The next day was hell. I woke up saying a tearful goodbye and couldn't believe how attached I got after 3 days, realizing I did not feel this same attachment in my current location after 8 months! My host arranged a ride with a courier driver who was wonderful and stopped to let me take pics of the crossing of the Equator and showing me viewpoints of Queen Elizabeth Park, but once we arrived in Mbarara that was the end of the fun. I still had another at least 3 hr bus ride and didn't know anyone at the other end. But after repetitive ATM failed attempts, a really bad connection Internet cafe and no answer at home to see if they could transfer money, I got a really bad exchange rate and forcibly exchanged a $20 blil so I'd have at least enough money to take a bus and have accommodation for the night. Yet all the buses had already left after this 2.5 hr detour so instead I went in a dala dala shoved to the window by 3 other people and my knees pressing up against the seat in front of me only stopping once for a "short call." On the way I had one of the most horrific experiences. I saw an ambulance blur past us and hit a man who instantly collapsed with blood dripping from his nose. AN AMBULANCE! Suddenly the whole town went to help the poor old man and our dala dala continued on its way. I was so scared after that.

After finally arriving in Kabale, I found out where I wanted to stay was still another 1.5 hrs but I figured the day had already been ruined and I may as well do all my traveling in one day. So I found a taxi and found out it really takes 2.5 hrs to get there so this would be in at 8:30 and the park guide was willing to meet me and help me find accommodation. Greedy greedy taxi drivers. 5 passengers wasn't enough for him (4 in the back, 1 in front) and we did not leave til an hr later when we had 7 psgers (AGAIN!). I was realizing this was a standard in uGanda and that taxis are not safer, faster, or more comfortable than a daladala in Uganda and was very thankful that taxis were not like this in Tanzania. So I began as the 4th person in the back. Yet the road was meandering every minute and I could not handle the weight of three people crushing my ribs as I was shoved even further into the door. Once one passenger left, I decided it'd be more comfortable in the front even with a gear stick where my feet should go so I switched. Taxis were the ONLY thing that made me irritated in Uganda, but I was completely peeved both times and this time muffled tears into my fleece with all the talk of the "mzungu" and knowing I was arriving in an unknown location at 10:30 at night. Thank god the guide was going to meet me there.
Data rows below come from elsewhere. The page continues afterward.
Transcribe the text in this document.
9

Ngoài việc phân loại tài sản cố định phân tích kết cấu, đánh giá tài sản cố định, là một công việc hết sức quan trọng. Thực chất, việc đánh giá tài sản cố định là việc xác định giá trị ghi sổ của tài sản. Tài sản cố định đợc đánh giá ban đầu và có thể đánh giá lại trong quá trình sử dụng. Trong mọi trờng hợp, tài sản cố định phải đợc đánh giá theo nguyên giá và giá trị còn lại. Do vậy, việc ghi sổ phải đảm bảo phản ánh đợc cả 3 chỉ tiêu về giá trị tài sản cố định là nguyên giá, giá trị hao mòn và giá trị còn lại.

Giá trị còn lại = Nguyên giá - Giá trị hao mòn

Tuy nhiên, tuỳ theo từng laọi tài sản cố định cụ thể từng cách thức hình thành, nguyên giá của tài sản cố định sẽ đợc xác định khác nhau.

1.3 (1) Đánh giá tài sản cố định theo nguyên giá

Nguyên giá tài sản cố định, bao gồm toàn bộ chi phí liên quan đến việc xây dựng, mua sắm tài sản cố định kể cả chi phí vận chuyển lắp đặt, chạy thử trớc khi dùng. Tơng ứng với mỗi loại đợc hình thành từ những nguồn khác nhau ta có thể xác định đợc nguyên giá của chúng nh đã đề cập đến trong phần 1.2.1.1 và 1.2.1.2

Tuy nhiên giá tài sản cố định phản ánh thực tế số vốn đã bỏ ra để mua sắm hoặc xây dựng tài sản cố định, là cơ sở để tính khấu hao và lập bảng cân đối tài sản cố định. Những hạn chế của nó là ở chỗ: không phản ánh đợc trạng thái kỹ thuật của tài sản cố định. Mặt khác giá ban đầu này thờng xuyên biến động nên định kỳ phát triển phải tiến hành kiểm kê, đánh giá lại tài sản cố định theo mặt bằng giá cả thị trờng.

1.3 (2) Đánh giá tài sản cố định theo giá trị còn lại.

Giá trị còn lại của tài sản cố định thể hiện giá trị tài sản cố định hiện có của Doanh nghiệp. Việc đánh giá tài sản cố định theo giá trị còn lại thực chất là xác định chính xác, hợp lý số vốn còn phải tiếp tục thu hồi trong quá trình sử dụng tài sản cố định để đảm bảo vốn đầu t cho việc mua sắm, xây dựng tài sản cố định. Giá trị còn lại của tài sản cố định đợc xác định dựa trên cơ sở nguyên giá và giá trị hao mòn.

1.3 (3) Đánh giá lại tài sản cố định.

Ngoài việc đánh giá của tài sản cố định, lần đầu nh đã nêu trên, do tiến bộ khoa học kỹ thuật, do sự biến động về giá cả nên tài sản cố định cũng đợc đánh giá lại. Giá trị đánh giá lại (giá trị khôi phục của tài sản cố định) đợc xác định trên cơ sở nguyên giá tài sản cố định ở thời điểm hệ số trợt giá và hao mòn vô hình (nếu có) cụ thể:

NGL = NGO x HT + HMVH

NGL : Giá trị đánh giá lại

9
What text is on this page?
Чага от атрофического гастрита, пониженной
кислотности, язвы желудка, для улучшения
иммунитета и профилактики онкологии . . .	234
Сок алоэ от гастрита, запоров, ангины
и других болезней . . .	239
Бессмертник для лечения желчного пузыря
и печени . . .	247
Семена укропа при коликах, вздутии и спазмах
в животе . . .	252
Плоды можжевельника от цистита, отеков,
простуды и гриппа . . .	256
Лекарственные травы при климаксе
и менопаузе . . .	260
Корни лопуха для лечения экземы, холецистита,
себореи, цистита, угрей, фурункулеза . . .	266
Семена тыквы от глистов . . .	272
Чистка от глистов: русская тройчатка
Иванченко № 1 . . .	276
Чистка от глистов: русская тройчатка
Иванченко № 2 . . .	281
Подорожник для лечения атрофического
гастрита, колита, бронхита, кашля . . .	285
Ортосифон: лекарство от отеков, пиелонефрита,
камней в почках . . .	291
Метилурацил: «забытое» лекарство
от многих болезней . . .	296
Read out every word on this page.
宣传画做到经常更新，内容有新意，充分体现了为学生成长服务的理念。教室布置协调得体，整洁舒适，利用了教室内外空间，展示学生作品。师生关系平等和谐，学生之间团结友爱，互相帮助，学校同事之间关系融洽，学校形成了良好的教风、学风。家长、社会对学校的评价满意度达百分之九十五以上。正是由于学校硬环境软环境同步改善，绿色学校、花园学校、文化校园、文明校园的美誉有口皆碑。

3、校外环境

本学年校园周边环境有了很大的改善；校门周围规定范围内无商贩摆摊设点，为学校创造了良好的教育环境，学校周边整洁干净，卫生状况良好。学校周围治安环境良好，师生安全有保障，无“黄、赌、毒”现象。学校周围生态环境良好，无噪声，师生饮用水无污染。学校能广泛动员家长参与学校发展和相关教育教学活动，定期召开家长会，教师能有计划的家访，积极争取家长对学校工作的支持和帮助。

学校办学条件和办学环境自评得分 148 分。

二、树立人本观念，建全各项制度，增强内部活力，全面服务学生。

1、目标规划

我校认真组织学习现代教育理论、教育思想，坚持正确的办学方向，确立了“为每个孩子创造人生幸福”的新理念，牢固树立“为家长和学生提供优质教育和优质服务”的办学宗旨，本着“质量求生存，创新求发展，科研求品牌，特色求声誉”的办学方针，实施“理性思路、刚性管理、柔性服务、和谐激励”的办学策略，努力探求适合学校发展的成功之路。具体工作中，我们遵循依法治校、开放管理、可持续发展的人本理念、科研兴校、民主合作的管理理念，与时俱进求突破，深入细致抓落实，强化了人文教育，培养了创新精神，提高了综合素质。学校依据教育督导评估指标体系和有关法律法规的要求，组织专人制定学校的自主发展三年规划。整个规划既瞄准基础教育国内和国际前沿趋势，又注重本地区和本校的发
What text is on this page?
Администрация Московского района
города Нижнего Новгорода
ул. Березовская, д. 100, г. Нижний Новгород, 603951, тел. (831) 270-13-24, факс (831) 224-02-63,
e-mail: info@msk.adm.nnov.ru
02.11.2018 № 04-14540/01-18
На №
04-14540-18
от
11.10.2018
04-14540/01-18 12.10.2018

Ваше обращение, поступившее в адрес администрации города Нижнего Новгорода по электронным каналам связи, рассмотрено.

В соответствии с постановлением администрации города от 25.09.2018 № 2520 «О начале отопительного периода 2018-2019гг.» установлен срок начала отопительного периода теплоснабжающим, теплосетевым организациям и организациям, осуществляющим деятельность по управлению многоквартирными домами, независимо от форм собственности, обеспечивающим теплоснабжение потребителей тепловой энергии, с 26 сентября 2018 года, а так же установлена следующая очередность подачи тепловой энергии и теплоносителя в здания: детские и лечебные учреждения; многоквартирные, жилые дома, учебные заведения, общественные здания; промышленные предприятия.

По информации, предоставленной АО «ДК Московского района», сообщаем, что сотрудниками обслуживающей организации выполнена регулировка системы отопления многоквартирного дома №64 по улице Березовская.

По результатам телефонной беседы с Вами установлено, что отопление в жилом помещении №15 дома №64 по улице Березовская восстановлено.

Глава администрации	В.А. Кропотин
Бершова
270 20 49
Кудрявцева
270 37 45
The next day made up for the preceding. I got to see the gorillas and not only that but had my own private tour!!!! And they actually care if you're a resident there so I got charged $25 less than the tourist rate and had wonderful accommodation with a very caring staff and excellent food. I had no idea it could get that cold, but thankfully I had packed wool socks, a Maasai shuka (blanket) and one long sleeve shirt. After a hot bucket shower and a cup of hot chocolate with a vegetable curry and chapati I bathed in the sun and reflected on the amazingness that was the gorillas! They were so BIG and one shook an entire tree branch at me but they told me not to run away as they were testing who was friend and who was enemy. When he rolled on his back and farted, I realized just how human they really were. No one has stressed how difficult gorilla trekking is though so I will attempt. Bush as high as you, going up and down grass tufts, through thorny trees, and only with a walking stick to guide you. I was VERY thankful for my rain pants! And I saw Congo, Rwanda, and Uganda. BEAUTIFUL area! Then it was boda boda to the border which I presented my passport and walked right across into the Land of Thousand Hills: Rwanda.